The Passover Festival or celebration is central to a biblical understanding of who Jesus was and what He did. The Passover originated when God passed over the land of Egypt and took the life of “every firstborn male in the land” (Ex. 11:5). In order to escape this final judgment on Egypt, each Hebrew household was to sacrifice an unblemished animal from “either the sheep or the goats” (Ex. 12:5). The animal was then to be eaten and a portion of the animal’s blood was to be “put on the two doorposts and the lintel of the houses where they eat them” (Ex. 12:7).
Trusting in the Blood
By placing the blood over the entrance to their homes, the people were symbolizing their trust in the blood of the sacrifice. It was this final “plague” on Egypt that convinced Pharaoh to let the people of God leave Egypt. The Passover event, therefore, became the defining act of God that secured their freedom from slavery. This event and the associated celebration was to become an annual celebration and would mark the beginning of the Jewish New Year (Ex. 12:2).
The Passover observance actually began on the 10th day of their month with the selection of the sacrificial animal (Ex. 12:3). It was then killed and eaten on the 14th day (Ex. 12:6). The Passover Festival was arguably the most important festival celebrated in the Jewish annual calendar. It commemorated their deliverance from Egyptian slavery and was an annual reminder of God’s great saving power.
Jesus Is the Lamb of God
Jesus deliberately chose to be crucified during the Passover observance. What we call the “Last Supper” (or “Lord’s Supper”) that Jesus shared with His disciples was the Passover meal being observed by all of the Jews that same evening. Thousands of Jews would come to Jerusalem each year to celebrate the Passover. John 12:12-13 tells us “the next day, when the large crowd that had come to the festival heard that Jesus was coming to Jerusalem, they took palm branches and went out to meet Him.” The “festival” to which the large crowds had come was the Passover Festival. This New Testament event is what we now call Jesus’ “triumphal entry” into Jerusalem. This happened on the Sunday before His crucifixion. We remember this day as “Palm Sunday.”
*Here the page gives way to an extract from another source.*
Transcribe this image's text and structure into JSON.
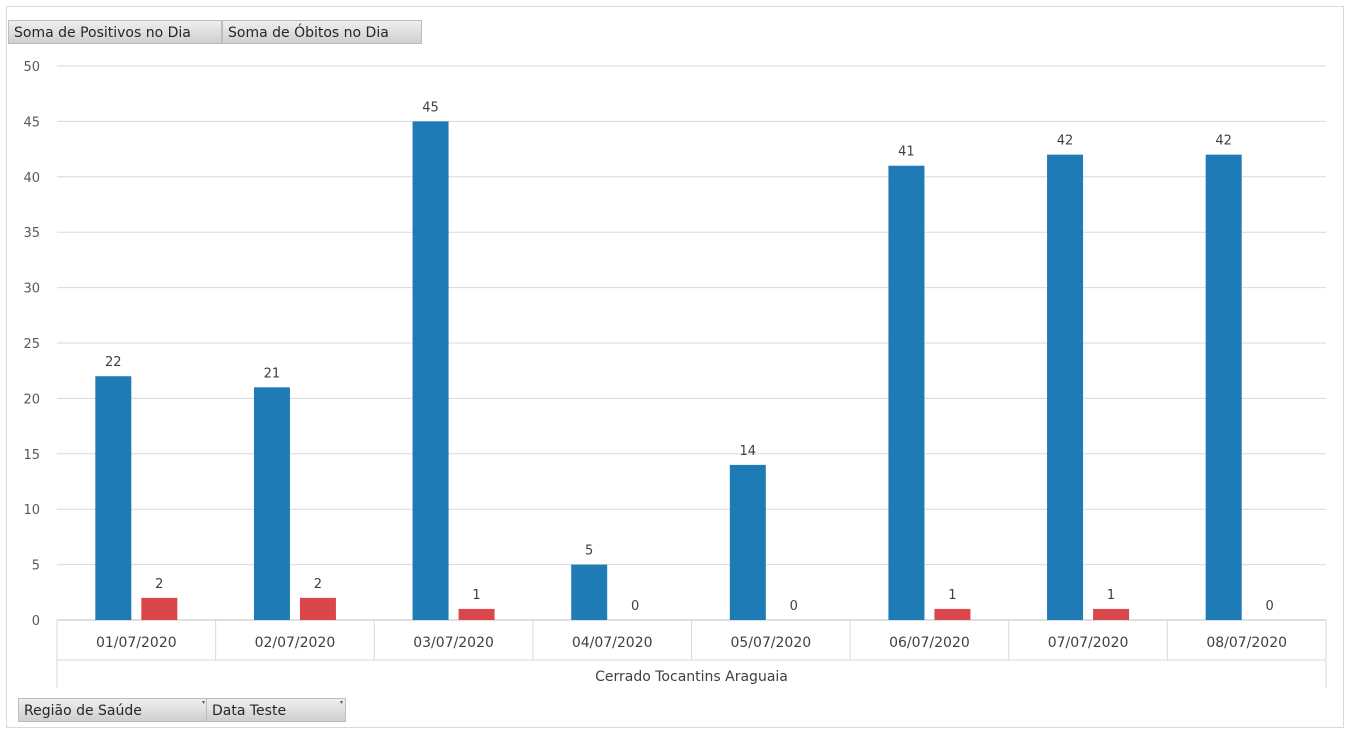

By choosing to be crucified during the Passover, Jesus was identifying Himself as the final Passover sacrifice. Just as the early Hebrews were to trust in the blood of the first sacrificial animal, so we are now to trust in the blood of the final sacrifice of Jesus. And, just as those early Hebrews consumed the sacrificial animal and claimed its saving power, so God’s people today observe the sacrifice of Jesus by partaking in the observance of the Lord’s Supper.
The Passover and Easter
When John the Baptist saw Jesus coming to be baptized, he declared, “Here is the Lamb of God, who takes away the sin of the world” (John 1:29). Paul referred to Jesus as “Christ our Passover” (1 Cor. 5:7). The Easter season is when most Christians observe the New Testament “Passover” today. When Jesus died on the cross, He was the final passover lamb who was sacrificed for our sins. Now we trust in His blood to bring us salvation and celebrate that sacrifice on Good Friday.